Là où cela fonctionne particulièrement bien c’est que le consommateur ne demande souvent qu’à y croire et se laisse ainsi facilement berner. En réalité, il ne demande que ça, ce qui peut expliquer d’ailleurs certaines réactions violentes de fans lorsque leur marque favorite se trouve « attaquée » (cf par exemple les nombreuses polémiques autour de la marque « cool » par excellence, Apple).
C’est exactement le même processus qui est à l’oeuvre en politique, par exemple lorsque beaucoup tendent à penser que la tolérance est une valeur de gauche ou qu’un homme politique du même bord fait passer l’intérêt général avant le sien. Un « piège » dont la droite française n’a d’ailleurs que rarement su se défaire.
Du danger de l’incohérence pour une entreprise
On comprend donc aisément que communiquer sur des valeurs d’entreprise axées autour de la générosité, du respect, du droit à la différence (la fameuse « diversité ») peut rapporter gros ! Et tant pis si au sein d’une société qui a choisi de s’approprier un tel territoire de marque se produisent les actes les plus abjects, autrement dit que la belle histoire qui est racontée se situe à l’exact opposé de la réalité.
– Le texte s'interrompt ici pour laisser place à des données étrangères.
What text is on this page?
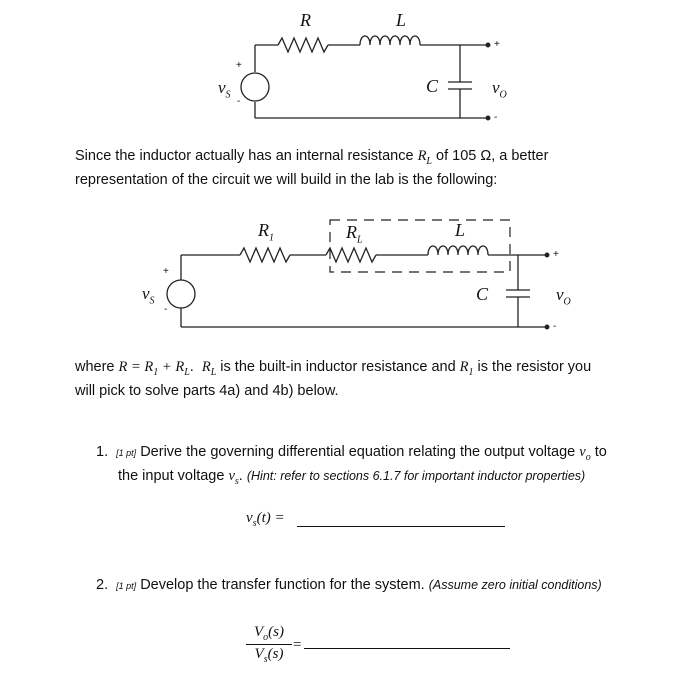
R	L
C
$v_S$	$v_O$
+
-
+
-
Since the inductor actually has an internal resistance $R_L$ of 105 Ω, a better
representation of the circuit we will build in the lab is the following:
$R_1$	$R_L$
L
C
$v_S$	$v_O$
+
-
+
-
where $R = R_1 + R_L$. $R_L$ is the built-in inductor resistance and $R_1$ is the resistor you
will pick to solve parts 4a) and 4b) below.
1. [1 pt] Derive the governing differential equation relating the output voltage $v_o$ to
the input voltage $v_s$. (Hint: refer to sections 6.1.7 for important inductor properties)
$v_s(t)$ =
2. [1 pt] Develop the transfer function for the system. (Assume zero initial conditions)
$\frac{V_o(s)}{V_s(s)}$ =
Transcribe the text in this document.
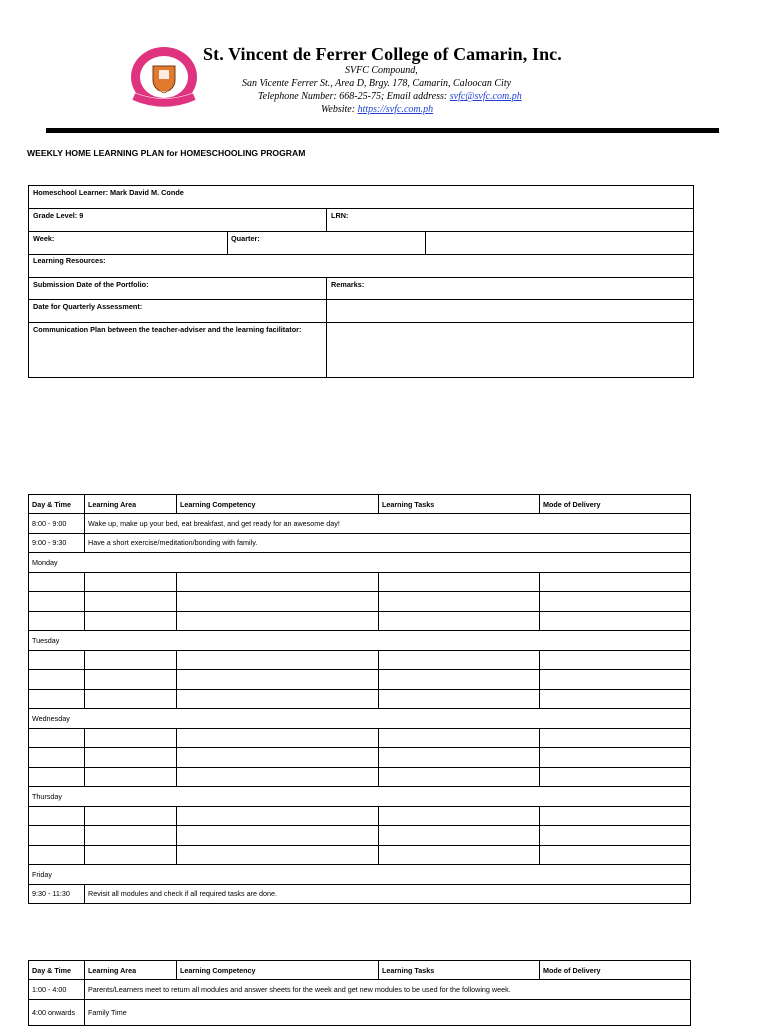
2001
St. Vincent de Ferrer College of Camarin, Inc.
SVFC Compound,
San Vicente Ferrer St., Area D, Brgy. 178, Camarin, Caloocan City
Telephone Number: 668-25-75; Email address: svfc@svfc.com.ph
Website: https://svfc.com.ph
WEEKLY HOME LEARNING PLAN for HOMESCHOOLING PROGRAM
Homeschool Learner: Mark David M. Conde
Grade Level: 9	LRN:
Week:	Quarter:
Learning Resources:
Submission Date of the Portfolio:	Remarks:
Date for Quarterly Assessment:
Communication Plan between the teacher-adviser and the learning facilitator:
Day & Time	Learning Area	Learning Competency	Learning Tasks	Mode of Delivery
8:00 - 9:00	Wake up, make up your bed, eat breakfast, and get ready for an awesome day!			
9:00 - 9:30	Have a short exercise/meditation/bonding with family.			
Monday				

Tuesday				

Wednesday				

Thursday				

Friday				
9:30 - 11:30	Revisit all modules and check if all required tasks are done.			
Day & Time	Learning Area	Learning Competency	Learning Tasks	Mode of Delivery
1:00 - 4:00	Parents/Learners meet to return all modules and answer sheets for the week and get new modules to be used for the following week.			
4:00 onwards	Family Time			
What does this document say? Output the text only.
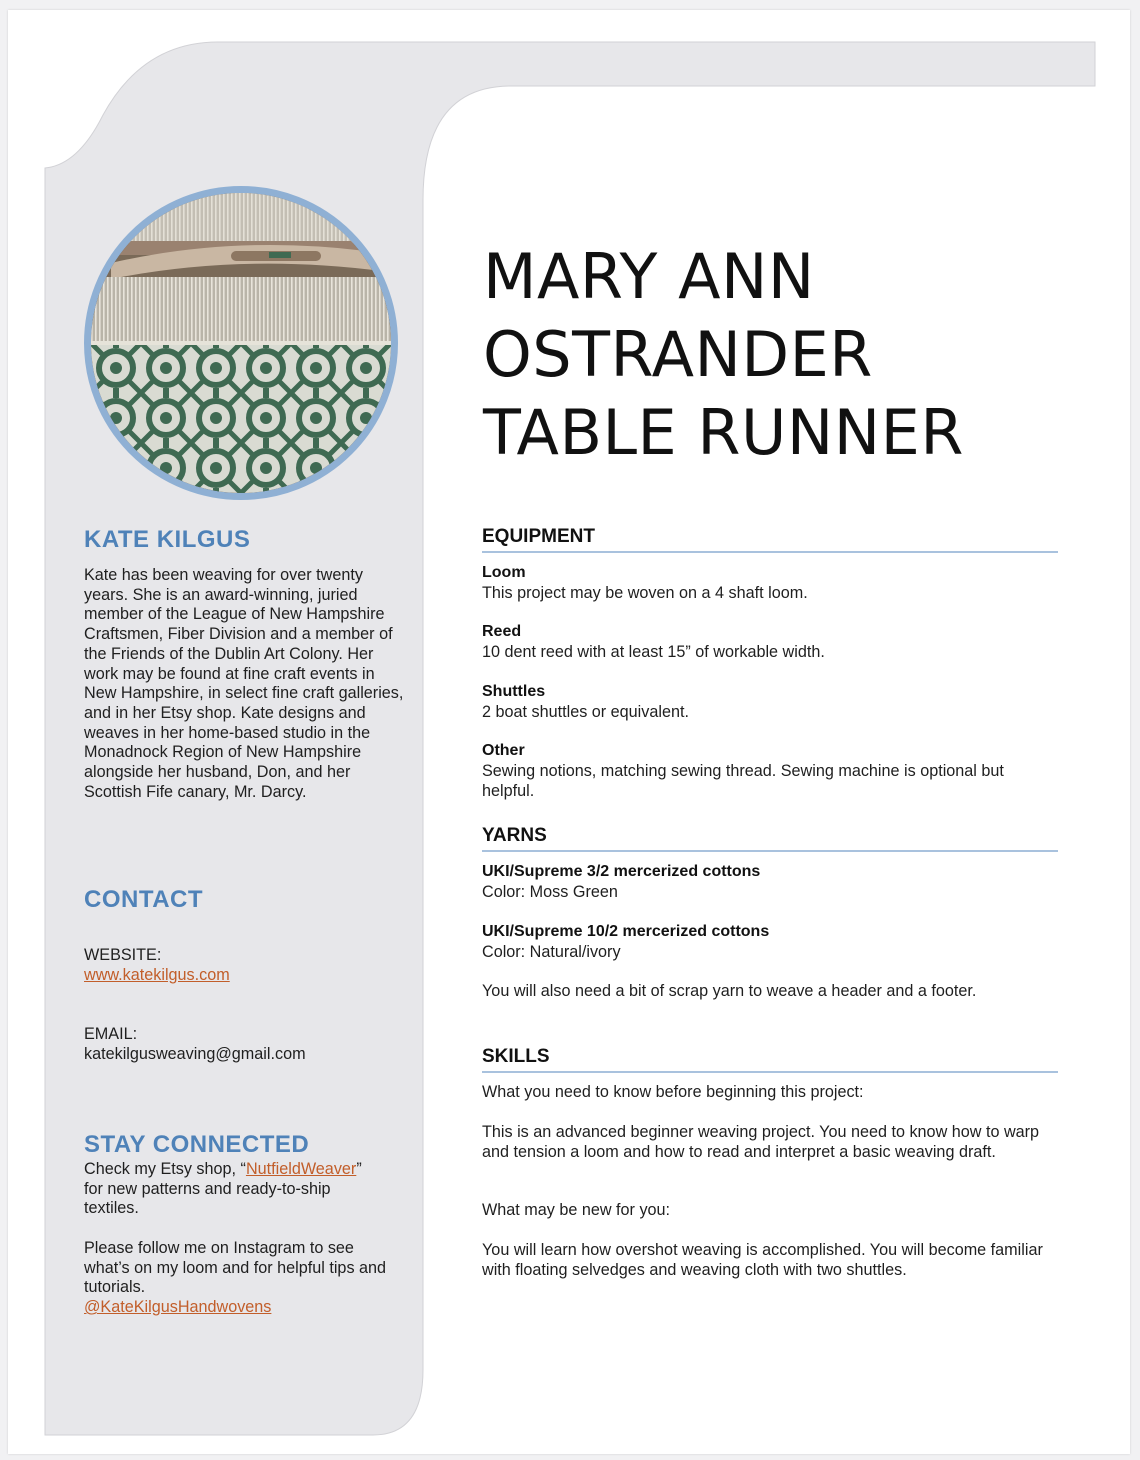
KATE KILGUS

Kate has been weaving for over twenty years. She is an award-winning, juried member of the League of New Hampshire Craftsmen, Fiber Division and a member of the Friends of the Dublin Art Colony. Her work may be found at fine craft events in New Hampshire, in select fine craft galleries, and in her Etsy shop. Kate designs and weaves in her home-based studio in the Monadnock Region of New Hampshire alongside her husband, Don, and her Scottish Fife canary, Mr. Darcy.

CONTACT

WEBSITE:

www.katekilgus.com

EMAIL:

katekilgusweaving@gmail.com

STAY CONNECTED

Check my Etsy shop, “NutfieldWeaver” for new patterns and ready-to-ship textiles.

Please follow me on Instagram to see what’s on my loom and for helpful tips and tutorials.

@KateKilgusHandwovens

MARY ANN
OSTRANDER
TABLE RUNNER
EQUIPMENT

Loom

This project may be woven on a 4 shaft loom.

Reed

10 dent reed with at least 15” of workable width.

Shuttles

2 boat shuttles or equivalent.

Other

Sewing notions, matching sewing thread. Sewing machine is optional but helpful.

YARNS

UKI/Supreme 3/2 mercerized cottons

Color: Moss Green

UKI/Supreme 10/2 mercerized cottons

Color: Natural/ivory

You will also need a bit of scrap yarn to weave a header and a footer.

SKILLS

What you need to know before beginning this project:

This is an advanced beginner weaving project. You need to know how to warp and tension a loom and how to read and interpret a basic weaving draft.

What may be new for you:

You will learn how overshot weaving is accomplished. You will become familiar with floating selvedges and weaving cloth with two shuttles.
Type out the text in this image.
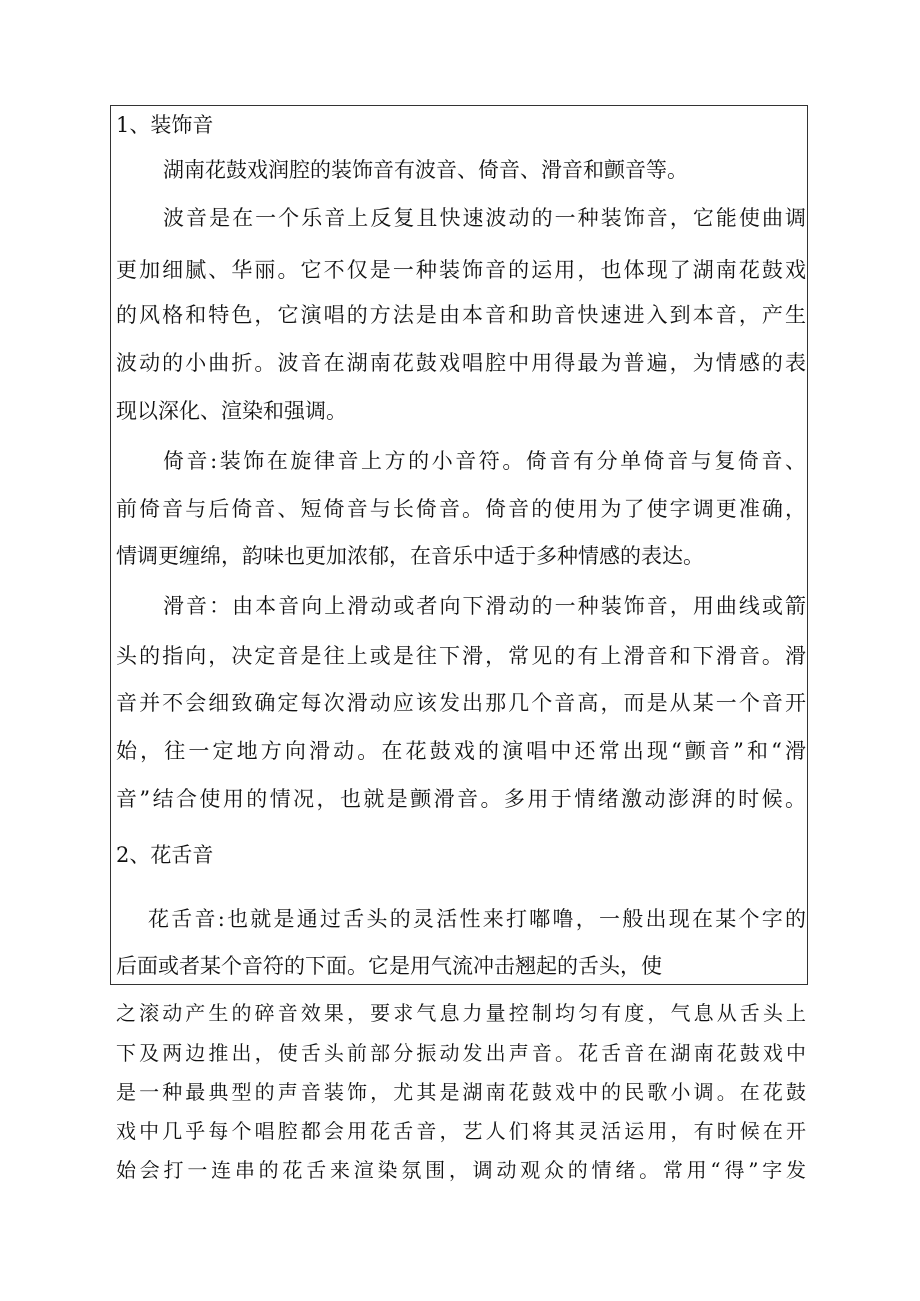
1、装饰音
湖南花鼓戏润腔的装饰音有波音、倚音、滑音和颤音等。
波音是在一个乐音上反复且快速波动的一种装饰音，它能使曲调
更加细腻、华丽。它不仅是一种装饰音的运用，也体现了湖南花鼓戏
的风格和特色，它演唱的方法是由本音和助音快速进入到本音，产生
波动的小曲折。波音在湖南花鼓戏唱腔中用得最为普遍，为情感的表
现以深化、渲染和强调。
倚音:装饰在旋律音上方的小音符。倚音有分单倚音与复倚音、
前倚音与后倚音、短倚音与长倚音。倚音的使用为了使字调更准确，
情调更缠绵，韵味也更加浓郁，在音乐中适于多种情感的表达。
滑音：由本音向上滑动或者向下滑动的一种装饰音，用曲线或箭
头的指向，决定音是往上或是往下滑，常见的有上滑音和下滑音。滑
音并不会细致确定每次滑动应该发出那几个音高，而是从某一个音开
始，往一定地方向滑动。在花鼓戏的演唱中还常出现“颤音”和“滑
音”结合使用的情况，也就是颤滑音。多用于情绪激动澎湃的时候。
2、花舌音
花舌音:也就是通过舌头的灵活性来打嘟噜，一般出现在某个字的
后面或者某个音符的下面。它是用气流冲击翘起的舌头，使
之滚动产生的碎音效果，要求气息力量控制均匀有度，气息从舌头上
下及两边推出，使舌头前部分振动发出声音。花舌音在湖南花鼓戏中
是一种最典型的声音装饰，尤其是湖南花鼓戏中的民歌小调。在花鼓
戏中几乎每个唱腔都会用花舌音，艺人们将其灵活运用，有时候在开
始会打一连串的花舌来渲染氛围，调动观众的情绪。常用“得”字发
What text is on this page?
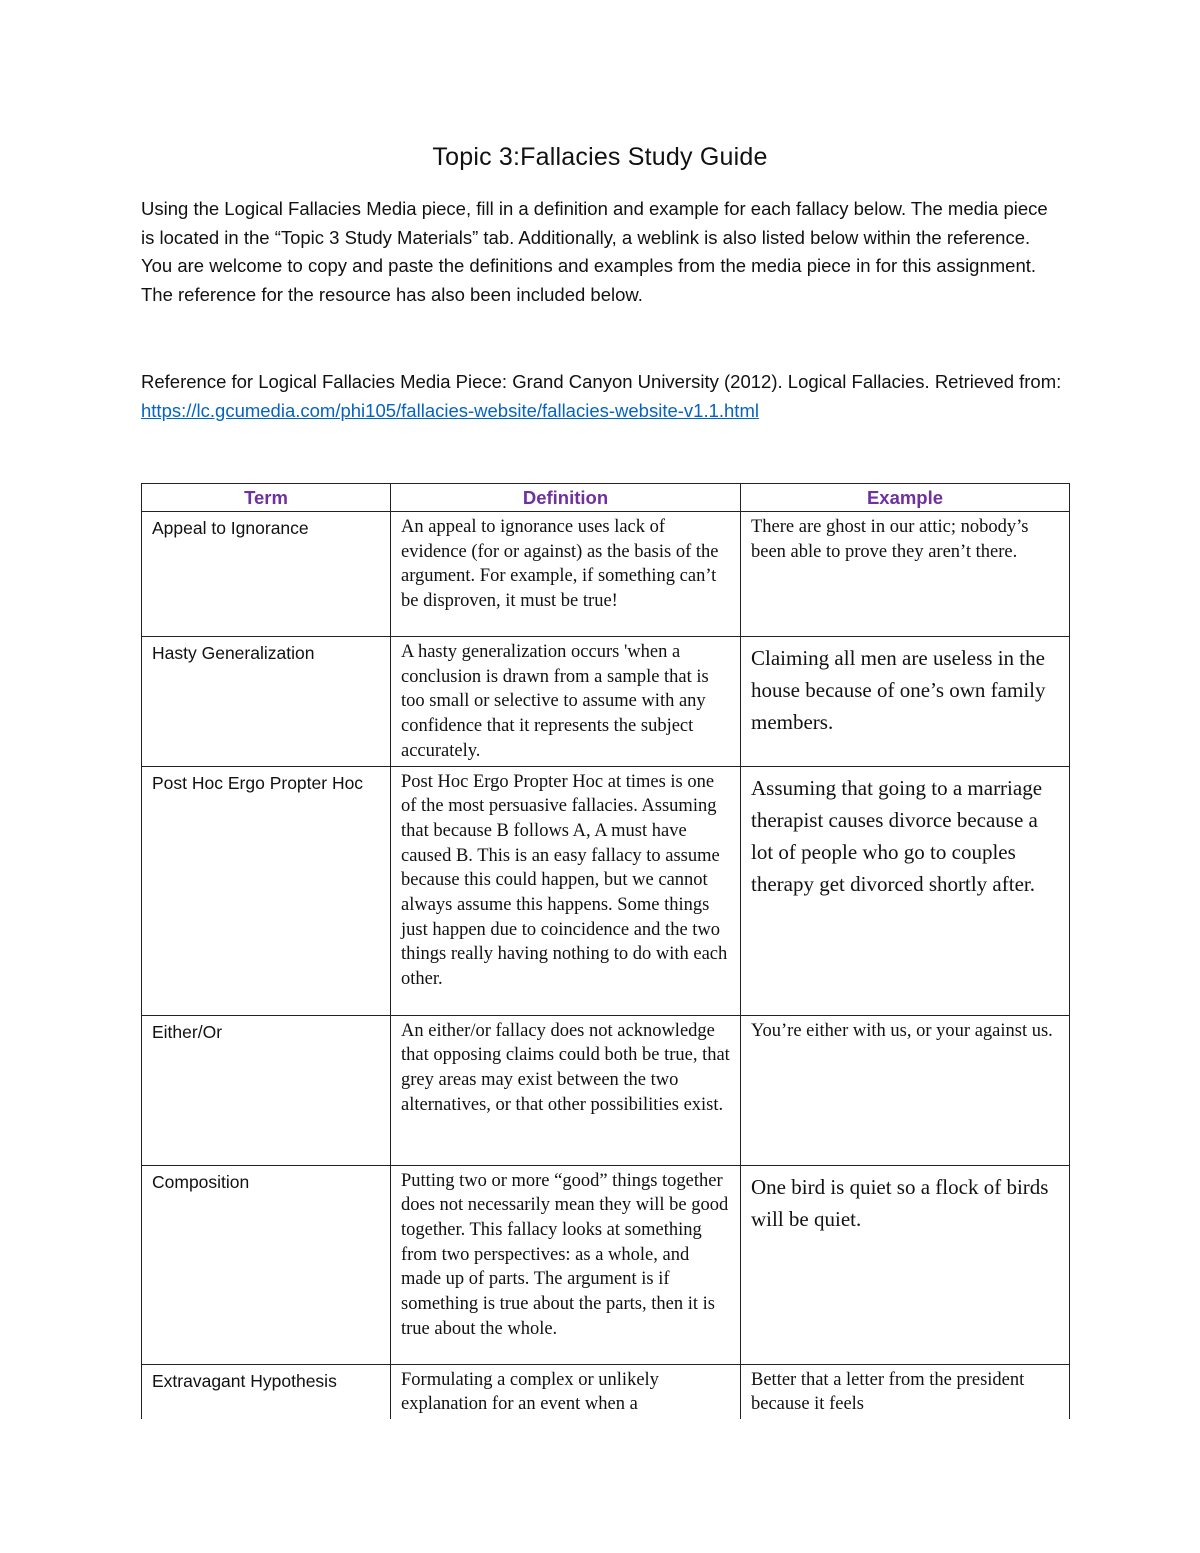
Topic 3:Fallacies Study Guide

Using the Logical Fallacies Media piece, fill in a definition and example for each fallacy below. The media piece is located in the “Topic 3 Study Materials” tab. Additionally, a weblink is also listed below within the reference. You are welcome to copy and paste the definitions and examples from the media piece in for this assignment. The reference for the resource has also been included below.

Reference for Logical Fallacies Media Piece: Grand Canyon University (2012). Logical Fallacies. Retrieved from: https://lc.gcumedia.com/phi105/fallacies-website/fallacies-website-v1.1.html

Term	Definition	Example
Appeal to Ignorance	An appeal to ignorance uses lack of evidence (for or against) as the basis of the argument. For example, if something can’t be disproven, it must be true!	There are ghost in our attic; nobody’s been able to prove they aren’t there.
Hasty Generalization	A hasty generalization occurs 'when a conclusion is drawn from a sample that is too small or selective to assume with any confidence that it represents the subject accurately.	Claiming all men are useless in the house because of one’s own family members.
Post Hoc Ergo Propter Hoc	Post Hoc Ergo Propter Hoc at times is one of the most persuasive fallacies. Assuming that because B follows A, A must have caused B. This is an easy fallacy to assume because this could happen, but we cannot always assume this happens. Some things just happen due to coincidence and the two things really having nothing to do with each other.	Assuming that going to a marriage therapist causes divorce because a lot of people who go to couples therapy get divorced shortly after.
Either/Or	An either/or fallacy does not acknowledge that opposing claims could both be true, that grey areas may exist between the two alternatives, or that other possibilities exist.	You’re either with us, or your against us.
Composition	Putting two or more “good” things together does not necessarily mean they will be good together. This fallacy looks at something from two perspectives: as a whole, and made up of parts. The argument is if something is true about the parts, then it is true about the whole.	One bird is quiet so a flock of birds will be quiet.
Extravagant Hypothesis	Formulating a complex or unlikely explanation for an event when a	Better that a letter from the president because it feels
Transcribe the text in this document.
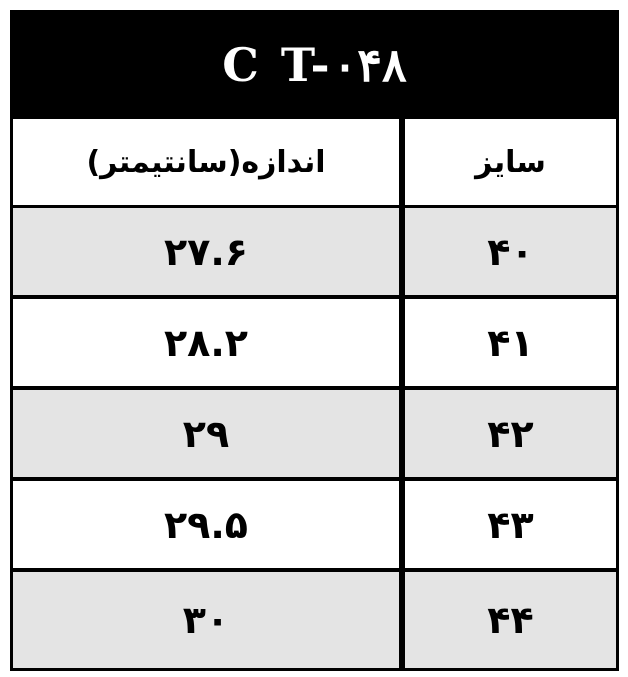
C T-۰۴۸
اندازه(سانتیمتر)	سایز
۲۷.۶	۴۰
۲۸.۲	۴۱
۲۹	۴۲
۲۹.۵	۴۳
۳۰	۴۴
C’est peut-être justement ce qui se produit au sein de la société Michel et Augustin, qui a construit son succès autour d’une image d’ouverture d’esprit et de valorisation de la différence mais qui, selon plusieurs anciens salariés, couperait impitoyablement toute tête qui dépasse, comme le laisse entendre Libération dans un article publié mardi dernier sur les valeurs de l’entreprise Michel et Augustin.
Un ex-employé raconte ainsi :
C’est la magie de leur marketing qui arrive à rendre aveugles ou naïfs les gens qui peuvent espérer trouver une très belle histoire en allant travailler chez eux.
Mais cet ex-employé ne touche du doigt que la partie immergée du storytelling : le consommateur lui-même, lorsqu’il achète un produit Michel et Augustin, adhère du même coup à une représentation fantasmée d’un pays peuplé de Bisounours sous coulis de framboise. Autrement dit, pour reprendre une formule maintes fois employée en publicité, le consommateur aime se faire du bien.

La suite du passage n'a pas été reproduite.